Y ahora le había visto haciendo algo que no debía hacer, abandonar su puesto de trabajo, y ése había sido el motivo de mi salida instintiva y precipitada.
Si me preguntaban por qué había tardado tanto, diría que me encontraba mal, que la noche anterior comimos algo en malas condiciones que intoxicó a toda la familia.
La Caja de Ahorros estaba llena de señoras, de niños atolondrados y de viejecitos que iban a solucionar sus problemas de las pensiones y a pasar cantidades insignificantes de dinero de libretas rojas a libretas verdes, o al revés. El conserje se había puesto al final de una cola larguísima. Con la libreta en la mano, daba muestras de impaciencia.
Le estuve observando.
Se llamaba Miguel, y nosotros le llamábamos
Pantasma,
porque era muy extravagante. Alto, de rostro blanquísimo, color leche tirando a ceniza, en contraste con el pelo, muy negro, peinado hacia atrás y aplastado con brillantina. Caminaba de puntillas, como al ralentí, sin tocar con los pies en el suelo, con los brazos desmadejados, igual que el malo de una película titulada
Pantasma
que se había estrenado poco antes de que él llegara a la escuela.
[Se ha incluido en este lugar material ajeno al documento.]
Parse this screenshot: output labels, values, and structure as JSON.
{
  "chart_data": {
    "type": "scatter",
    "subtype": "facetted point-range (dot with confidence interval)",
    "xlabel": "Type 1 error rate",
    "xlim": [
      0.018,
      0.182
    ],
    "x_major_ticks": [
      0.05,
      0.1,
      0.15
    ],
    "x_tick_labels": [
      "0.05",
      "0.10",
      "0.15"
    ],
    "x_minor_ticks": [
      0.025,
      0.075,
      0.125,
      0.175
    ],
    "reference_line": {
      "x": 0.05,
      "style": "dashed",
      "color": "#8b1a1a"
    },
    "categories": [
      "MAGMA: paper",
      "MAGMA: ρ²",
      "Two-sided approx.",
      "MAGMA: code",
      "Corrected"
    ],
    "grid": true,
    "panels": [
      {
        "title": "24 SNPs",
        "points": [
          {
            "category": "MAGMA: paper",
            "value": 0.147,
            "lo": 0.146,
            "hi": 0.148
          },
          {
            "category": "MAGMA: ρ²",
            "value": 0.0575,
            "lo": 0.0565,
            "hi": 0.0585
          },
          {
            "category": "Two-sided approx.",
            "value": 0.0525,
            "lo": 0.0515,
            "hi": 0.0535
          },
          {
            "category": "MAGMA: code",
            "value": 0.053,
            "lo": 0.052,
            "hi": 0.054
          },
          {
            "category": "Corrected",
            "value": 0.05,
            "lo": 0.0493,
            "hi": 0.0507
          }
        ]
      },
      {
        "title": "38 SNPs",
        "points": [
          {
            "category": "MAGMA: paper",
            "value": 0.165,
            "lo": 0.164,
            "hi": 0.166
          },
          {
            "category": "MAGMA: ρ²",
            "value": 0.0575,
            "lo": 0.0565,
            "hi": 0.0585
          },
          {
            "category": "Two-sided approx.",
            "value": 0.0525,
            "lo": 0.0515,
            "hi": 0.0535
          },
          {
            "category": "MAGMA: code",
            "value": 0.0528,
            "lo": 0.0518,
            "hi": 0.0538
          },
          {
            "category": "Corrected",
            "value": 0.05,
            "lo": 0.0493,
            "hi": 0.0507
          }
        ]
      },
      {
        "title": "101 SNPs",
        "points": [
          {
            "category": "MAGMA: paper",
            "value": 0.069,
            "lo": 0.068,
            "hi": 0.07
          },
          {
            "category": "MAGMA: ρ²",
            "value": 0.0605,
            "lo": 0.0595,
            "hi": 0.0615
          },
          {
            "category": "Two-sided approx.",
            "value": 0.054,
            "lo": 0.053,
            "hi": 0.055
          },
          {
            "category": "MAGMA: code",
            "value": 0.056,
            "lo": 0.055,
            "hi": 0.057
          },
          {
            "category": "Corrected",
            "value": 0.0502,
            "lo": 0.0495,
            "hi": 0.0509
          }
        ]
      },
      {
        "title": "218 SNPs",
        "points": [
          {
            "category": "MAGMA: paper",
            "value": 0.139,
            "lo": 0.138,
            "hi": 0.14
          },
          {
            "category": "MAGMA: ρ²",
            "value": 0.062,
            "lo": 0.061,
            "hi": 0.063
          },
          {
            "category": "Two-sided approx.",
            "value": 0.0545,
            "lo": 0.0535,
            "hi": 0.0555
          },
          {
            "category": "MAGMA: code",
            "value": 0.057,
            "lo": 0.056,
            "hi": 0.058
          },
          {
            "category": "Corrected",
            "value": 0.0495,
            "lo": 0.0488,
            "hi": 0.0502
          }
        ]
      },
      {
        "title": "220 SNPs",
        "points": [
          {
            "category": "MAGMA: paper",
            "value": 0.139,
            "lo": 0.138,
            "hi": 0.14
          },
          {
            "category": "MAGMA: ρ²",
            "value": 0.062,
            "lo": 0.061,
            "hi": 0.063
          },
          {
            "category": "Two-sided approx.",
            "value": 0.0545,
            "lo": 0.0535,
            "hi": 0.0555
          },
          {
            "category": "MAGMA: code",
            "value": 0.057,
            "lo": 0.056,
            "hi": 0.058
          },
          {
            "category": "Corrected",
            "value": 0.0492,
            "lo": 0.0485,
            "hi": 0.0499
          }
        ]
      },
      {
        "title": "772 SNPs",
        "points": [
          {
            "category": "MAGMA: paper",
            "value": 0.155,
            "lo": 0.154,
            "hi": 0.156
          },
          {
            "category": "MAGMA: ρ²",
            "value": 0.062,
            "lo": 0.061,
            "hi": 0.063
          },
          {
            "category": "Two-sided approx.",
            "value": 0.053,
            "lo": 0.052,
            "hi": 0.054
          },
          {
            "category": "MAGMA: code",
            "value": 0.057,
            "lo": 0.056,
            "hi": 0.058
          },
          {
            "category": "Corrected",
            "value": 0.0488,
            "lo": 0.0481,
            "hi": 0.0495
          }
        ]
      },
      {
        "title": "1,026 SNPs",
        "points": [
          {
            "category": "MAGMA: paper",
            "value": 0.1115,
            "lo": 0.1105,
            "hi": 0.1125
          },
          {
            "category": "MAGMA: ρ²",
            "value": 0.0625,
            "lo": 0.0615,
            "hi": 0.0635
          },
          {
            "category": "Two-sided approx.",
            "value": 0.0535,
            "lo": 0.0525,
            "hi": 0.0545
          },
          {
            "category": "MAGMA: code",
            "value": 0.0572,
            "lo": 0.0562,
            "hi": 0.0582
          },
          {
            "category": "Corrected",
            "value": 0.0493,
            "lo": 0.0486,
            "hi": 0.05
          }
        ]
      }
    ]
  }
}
De allí le venía el mote.
Al conserje anterior le habían despedido porque manoseaba a las niñas. Cuando vimos a éste por primera vez, todos pensamos que sería peor. Como un violador, o un vampiro, o un asesino, algo por el estilo. Después, había resultado inofensivo. Un poco raro, eso sí. Vivía solo con su mamá, pero la única excentricidad que se le conocía era la de ponerse en el centro del vestíbulo, tarareando una ampulosa sinfonía y dirigiendo una orquesta imaginaria con los brazos muy abiertos.
Ahora era el momento de decir: «Ya me lo veía venir yo que había alguna cosa rara en este hombre…»
Tenía para rato en la cola de la ventanilla, y yo no podía esperar más tiempo. Si hacía durar mucho más aquella intoxicación, me llevarían del cole en ambulancia.
Tenso por los nervios, de mala gana, regresé corriendo a la escuela. Aún faltaban ocho minutos para el recreo. Para entonces, el
Pantasma
ya habría acabado su trámite. Tendría que pedirle a Pili que hiciera lo mismo que yo había hecho para relevarme en la vigilancia.
Entré por la puerta principal. La madre del
Pantasma
tenía órdenes de no dejar entrar a nadie, pero no de prohibir la entrada a los alumnos, de modo que ni me miró.
Desde la puerta del aula llamé la atención de Isabel. Estaba tan concentrada en su explicación que tuve que insistir un par de veces. Puse cara de intoxicado.
—¿Qué quieres, Anguera? Entra y deja de hacer muecas. Siéntate y escucha…
—¿Puedo hablar un momento con mi hermana? —Isabel hizo un gesto de contrariedad. Dije para convencerla—: Es por una cosa de la familia.